The North Korean side explains its move by claiming that the South Korean media is not only undermining the sincere efforts undertaken by the DPRK in connection with the Olympics in Pyeongchang, but is also denouncing the festivities to be held in North Korea. Under such circumstances, the DPRK could cancel the agreed events.
The South Korean Ministry of Foreign Affairs, in turn, stated that it very much regrets the unilateral decision by the DPRK not to hold the events and stressed that under conditions when relations between the North and the South had just begun to be established, it was necessary to fulfill the agreed upon positions, based on a spirit of mutual respect and mutual understanding.

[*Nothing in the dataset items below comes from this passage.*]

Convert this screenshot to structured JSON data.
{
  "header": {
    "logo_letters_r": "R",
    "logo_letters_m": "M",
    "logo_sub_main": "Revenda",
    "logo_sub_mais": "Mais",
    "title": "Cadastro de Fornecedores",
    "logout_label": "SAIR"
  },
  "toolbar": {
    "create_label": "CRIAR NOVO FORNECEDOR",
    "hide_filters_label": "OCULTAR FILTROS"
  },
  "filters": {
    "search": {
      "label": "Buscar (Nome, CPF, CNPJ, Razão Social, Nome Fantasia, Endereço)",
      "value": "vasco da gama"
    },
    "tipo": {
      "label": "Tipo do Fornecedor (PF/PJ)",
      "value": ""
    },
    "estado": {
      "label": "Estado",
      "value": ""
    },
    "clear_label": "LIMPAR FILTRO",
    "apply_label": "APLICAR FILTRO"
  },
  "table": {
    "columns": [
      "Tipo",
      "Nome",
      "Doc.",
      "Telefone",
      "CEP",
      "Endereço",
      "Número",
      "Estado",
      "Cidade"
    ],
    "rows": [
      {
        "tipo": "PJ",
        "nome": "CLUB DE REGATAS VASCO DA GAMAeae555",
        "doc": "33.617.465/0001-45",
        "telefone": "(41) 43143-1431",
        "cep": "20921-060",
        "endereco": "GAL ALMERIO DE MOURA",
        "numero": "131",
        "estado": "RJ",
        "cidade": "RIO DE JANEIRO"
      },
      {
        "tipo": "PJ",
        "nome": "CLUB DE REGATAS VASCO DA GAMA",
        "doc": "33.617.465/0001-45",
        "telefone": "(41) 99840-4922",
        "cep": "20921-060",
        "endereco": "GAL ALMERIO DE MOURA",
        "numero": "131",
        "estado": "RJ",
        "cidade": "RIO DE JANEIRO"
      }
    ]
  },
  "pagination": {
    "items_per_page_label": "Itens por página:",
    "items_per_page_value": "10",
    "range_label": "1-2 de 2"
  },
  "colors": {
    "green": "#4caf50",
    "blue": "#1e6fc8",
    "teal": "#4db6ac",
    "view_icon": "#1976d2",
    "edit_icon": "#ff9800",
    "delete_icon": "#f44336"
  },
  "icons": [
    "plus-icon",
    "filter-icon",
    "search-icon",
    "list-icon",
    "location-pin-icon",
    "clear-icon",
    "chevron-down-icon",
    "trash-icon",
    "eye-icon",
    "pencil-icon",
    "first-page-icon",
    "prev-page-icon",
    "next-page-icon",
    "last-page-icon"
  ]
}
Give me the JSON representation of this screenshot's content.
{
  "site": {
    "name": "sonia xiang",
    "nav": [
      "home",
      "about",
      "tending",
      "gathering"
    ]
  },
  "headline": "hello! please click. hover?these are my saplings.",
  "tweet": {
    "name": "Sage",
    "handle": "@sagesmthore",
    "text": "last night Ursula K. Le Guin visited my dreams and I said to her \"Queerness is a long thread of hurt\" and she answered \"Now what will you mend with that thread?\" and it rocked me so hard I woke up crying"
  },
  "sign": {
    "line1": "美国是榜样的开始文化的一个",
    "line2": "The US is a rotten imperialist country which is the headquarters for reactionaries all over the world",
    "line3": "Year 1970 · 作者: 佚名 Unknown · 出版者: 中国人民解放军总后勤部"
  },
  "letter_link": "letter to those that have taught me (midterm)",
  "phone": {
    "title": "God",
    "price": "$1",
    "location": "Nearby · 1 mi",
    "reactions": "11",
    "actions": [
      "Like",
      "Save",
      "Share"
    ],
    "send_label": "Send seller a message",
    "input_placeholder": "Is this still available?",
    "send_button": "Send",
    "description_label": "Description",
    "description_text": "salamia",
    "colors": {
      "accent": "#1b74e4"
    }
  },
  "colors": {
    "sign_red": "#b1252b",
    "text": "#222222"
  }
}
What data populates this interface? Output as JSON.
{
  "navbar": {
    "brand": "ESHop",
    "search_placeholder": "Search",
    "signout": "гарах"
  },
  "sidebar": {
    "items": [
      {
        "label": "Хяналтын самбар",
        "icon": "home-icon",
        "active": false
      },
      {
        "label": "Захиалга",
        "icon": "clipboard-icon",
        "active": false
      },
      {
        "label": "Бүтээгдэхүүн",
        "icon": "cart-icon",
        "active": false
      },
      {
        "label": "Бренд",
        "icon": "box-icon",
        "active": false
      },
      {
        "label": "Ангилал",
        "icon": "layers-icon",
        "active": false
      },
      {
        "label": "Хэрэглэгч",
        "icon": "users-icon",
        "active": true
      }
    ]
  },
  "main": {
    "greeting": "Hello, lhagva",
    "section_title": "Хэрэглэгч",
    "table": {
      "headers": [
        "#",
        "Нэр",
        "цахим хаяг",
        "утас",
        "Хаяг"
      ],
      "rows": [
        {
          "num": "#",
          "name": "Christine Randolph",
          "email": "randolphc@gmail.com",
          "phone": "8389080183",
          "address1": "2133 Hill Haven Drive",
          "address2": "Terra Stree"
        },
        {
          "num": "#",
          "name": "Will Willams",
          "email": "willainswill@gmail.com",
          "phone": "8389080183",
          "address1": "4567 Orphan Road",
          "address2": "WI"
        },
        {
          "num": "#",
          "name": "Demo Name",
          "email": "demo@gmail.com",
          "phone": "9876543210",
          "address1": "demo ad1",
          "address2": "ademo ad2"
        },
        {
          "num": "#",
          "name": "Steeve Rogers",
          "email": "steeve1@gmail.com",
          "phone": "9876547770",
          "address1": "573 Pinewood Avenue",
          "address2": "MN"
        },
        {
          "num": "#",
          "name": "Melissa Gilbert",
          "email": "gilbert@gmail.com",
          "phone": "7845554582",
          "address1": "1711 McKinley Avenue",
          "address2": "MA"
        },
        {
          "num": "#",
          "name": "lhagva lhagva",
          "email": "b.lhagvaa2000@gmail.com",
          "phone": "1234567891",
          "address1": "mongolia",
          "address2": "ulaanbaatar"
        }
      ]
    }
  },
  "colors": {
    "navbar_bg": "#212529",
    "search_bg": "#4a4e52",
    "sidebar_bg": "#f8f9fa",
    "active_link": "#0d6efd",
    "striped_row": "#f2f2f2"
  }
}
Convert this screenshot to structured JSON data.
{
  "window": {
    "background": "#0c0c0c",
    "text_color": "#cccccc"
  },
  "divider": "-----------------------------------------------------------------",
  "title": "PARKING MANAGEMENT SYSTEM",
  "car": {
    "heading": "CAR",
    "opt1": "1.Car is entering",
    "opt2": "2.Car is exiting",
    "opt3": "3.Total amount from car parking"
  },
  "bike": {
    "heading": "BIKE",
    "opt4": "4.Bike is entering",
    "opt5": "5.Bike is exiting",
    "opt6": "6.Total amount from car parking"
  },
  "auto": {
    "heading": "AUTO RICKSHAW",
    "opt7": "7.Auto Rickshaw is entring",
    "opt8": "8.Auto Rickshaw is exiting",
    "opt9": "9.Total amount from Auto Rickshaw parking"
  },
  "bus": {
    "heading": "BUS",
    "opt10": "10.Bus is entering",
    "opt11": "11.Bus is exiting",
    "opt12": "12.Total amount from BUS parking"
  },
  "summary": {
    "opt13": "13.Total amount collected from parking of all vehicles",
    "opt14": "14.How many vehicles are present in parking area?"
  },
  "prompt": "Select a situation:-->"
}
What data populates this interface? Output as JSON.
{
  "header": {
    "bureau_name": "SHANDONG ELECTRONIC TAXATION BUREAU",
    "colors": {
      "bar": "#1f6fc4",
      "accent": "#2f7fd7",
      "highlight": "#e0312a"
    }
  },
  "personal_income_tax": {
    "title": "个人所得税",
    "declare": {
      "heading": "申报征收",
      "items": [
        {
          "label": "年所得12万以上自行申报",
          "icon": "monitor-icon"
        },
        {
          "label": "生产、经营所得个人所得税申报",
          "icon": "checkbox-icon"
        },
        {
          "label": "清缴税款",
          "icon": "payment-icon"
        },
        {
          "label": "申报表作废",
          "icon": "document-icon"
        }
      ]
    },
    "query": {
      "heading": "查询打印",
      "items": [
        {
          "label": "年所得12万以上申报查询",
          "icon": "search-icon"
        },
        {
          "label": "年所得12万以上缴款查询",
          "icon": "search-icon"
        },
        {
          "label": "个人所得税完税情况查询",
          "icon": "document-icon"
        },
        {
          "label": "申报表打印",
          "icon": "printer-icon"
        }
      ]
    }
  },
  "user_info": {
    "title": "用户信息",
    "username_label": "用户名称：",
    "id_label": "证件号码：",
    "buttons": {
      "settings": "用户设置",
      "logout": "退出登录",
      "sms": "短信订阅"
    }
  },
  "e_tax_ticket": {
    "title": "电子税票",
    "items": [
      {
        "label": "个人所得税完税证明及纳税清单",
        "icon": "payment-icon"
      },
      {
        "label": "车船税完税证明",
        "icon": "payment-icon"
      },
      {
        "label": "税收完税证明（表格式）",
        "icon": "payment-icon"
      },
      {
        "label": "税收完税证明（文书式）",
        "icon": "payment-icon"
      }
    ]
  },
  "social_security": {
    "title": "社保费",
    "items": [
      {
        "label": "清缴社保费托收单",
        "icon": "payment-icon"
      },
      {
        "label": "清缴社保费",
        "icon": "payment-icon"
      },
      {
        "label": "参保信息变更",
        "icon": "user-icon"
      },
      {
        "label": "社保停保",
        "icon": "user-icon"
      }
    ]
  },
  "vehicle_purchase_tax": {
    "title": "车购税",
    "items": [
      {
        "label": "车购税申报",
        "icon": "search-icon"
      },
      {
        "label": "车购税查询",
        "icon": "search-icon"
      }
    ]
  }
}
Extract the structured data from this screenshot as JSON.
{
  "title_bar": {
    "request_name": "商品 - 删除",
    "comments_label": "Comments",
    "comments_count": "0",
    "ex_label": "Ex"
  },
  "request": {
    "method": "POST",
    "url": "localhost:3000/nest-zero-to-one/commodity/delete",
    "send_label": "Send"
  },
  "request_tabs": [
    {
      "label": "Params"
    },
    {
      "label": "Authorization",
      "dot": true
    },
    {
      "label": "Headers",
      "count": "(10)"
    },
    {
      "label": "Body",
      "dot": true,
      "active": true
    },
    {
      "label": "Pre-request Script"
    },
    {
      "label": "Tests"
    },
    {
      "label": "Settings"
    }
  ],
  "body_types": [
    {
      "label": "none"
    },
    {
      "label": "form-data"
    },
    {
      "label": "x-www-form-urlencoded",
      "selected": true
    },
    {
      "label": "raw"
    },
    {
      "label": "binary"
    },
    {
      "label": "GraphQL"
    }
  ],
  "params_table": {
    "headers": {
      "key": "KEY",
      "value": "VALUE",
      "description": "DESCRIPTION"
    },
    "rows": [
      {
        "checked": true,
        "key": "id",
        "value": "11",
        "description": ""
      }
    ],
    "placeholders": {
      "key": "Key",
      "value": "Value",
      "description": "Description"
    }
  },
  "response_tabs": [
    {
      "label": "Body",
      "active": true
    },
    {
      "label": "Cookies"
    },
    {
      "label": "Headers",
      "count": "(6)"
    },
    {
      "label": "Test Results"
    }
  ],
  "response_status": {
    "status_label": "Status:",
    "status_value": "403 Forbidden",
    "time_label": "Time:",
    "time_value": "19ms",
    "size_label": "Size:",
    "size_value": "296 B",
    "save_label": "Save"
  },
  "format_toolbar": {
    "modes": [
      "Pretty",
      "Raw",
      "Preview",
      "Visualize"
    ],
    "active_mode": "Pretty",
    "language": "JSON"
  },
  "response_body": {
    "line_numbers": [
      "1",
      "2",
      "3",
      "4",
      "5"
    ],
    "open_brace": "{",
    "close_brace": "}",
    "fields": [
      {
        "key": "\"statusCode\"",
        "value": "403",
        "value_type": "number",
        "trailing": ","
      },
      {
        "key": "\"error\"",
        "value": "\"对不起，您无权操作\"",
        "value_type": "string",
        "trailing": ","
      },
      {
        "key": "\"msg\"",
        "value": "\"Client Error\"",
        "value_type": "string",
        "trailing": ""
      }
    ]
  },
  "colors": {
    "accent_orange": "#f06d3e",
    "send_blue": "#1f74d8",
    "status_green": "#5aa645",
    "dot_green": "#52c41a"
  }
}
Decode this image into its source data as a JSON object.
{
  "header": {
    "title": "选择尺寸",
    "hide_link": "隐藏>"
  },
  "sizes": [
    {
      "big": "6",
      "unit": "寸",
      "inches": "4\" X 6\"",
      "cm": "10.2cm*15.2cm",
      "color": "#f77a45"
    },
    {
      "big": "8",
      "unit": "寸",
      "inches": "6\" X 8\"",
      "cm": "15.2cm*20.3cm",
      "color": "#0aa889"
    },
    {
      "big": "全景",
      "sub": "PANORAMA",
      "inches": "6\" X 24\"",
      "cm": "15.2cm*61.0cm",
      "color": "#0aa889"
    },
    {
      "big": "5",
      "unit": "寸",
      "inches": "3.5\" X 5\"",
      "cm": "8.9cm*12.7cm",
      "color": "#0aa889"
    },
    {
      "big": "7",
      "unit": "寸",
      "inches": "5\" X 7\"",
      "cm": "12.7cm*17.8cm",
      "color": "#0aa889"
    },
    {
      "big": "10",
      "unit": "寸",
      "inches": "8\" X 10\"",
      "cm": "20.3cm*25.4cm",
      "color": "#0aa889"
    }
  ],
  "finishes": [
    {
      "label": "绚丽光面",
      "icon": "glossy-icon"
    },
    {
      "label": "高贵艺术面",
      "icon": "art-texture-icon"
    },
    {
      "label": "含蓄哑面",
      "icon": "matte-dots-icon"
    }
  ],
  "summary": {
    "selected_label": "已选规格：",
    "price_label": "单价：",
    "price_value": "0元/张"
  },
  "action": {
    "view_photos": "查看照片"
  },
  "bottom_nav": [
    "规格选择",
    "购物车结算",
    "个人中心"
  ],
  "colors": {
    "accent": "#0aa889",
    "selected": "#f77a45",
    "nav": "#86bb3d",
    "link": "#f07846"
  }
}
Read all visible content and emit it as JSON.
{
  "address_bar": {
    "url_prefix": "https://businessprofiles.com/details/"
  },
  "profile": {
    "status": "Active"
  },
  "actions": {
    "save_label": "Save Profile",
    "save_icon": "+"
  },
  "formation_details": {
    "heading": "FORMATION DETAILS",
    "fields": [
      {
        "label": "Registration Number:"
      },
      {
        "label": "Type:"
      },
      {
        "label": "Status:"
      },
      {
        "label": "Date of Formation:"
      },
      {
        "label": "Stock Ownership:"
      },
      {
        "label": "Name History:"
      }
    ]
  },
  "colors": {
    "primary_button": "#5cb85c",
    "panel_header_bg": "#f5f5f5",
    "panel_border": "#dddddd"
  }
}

Despite Pyongyang and Seoul having agreed in early January to a performance group of 140 North Korean musicians, singers and dancers holding a show during the Pyeongchang Winter Olympics, the North has later canceled a planned visit for the check of venues for the show.
The performance was another sign of a thaw in the relations between the countries, to a great extent made possible thanks to the upcoming 2018 Winter Olympic Games in South Korea. The two Koreas managed to reach an agreement on joint participation at the Olympics in Pyeongchang, competing under the same flag in some disciplines. The IOC decided that at the opening ceremony of the Olympics, the delegations from the two countries should perform as one, under the name "Korea."
The relations warm-up was triggered by North Korean leader Kim Jong Un's New Year address, in which he backed the idea of sending his country's athletes to the Olympics. North and South Korea have been divided since the end of the World War II and the situation on the Korean Peninsula grew particularly tense last year, as North Korea continued its missile and nuclear tests, despite the opposition of its neighbors and their allies.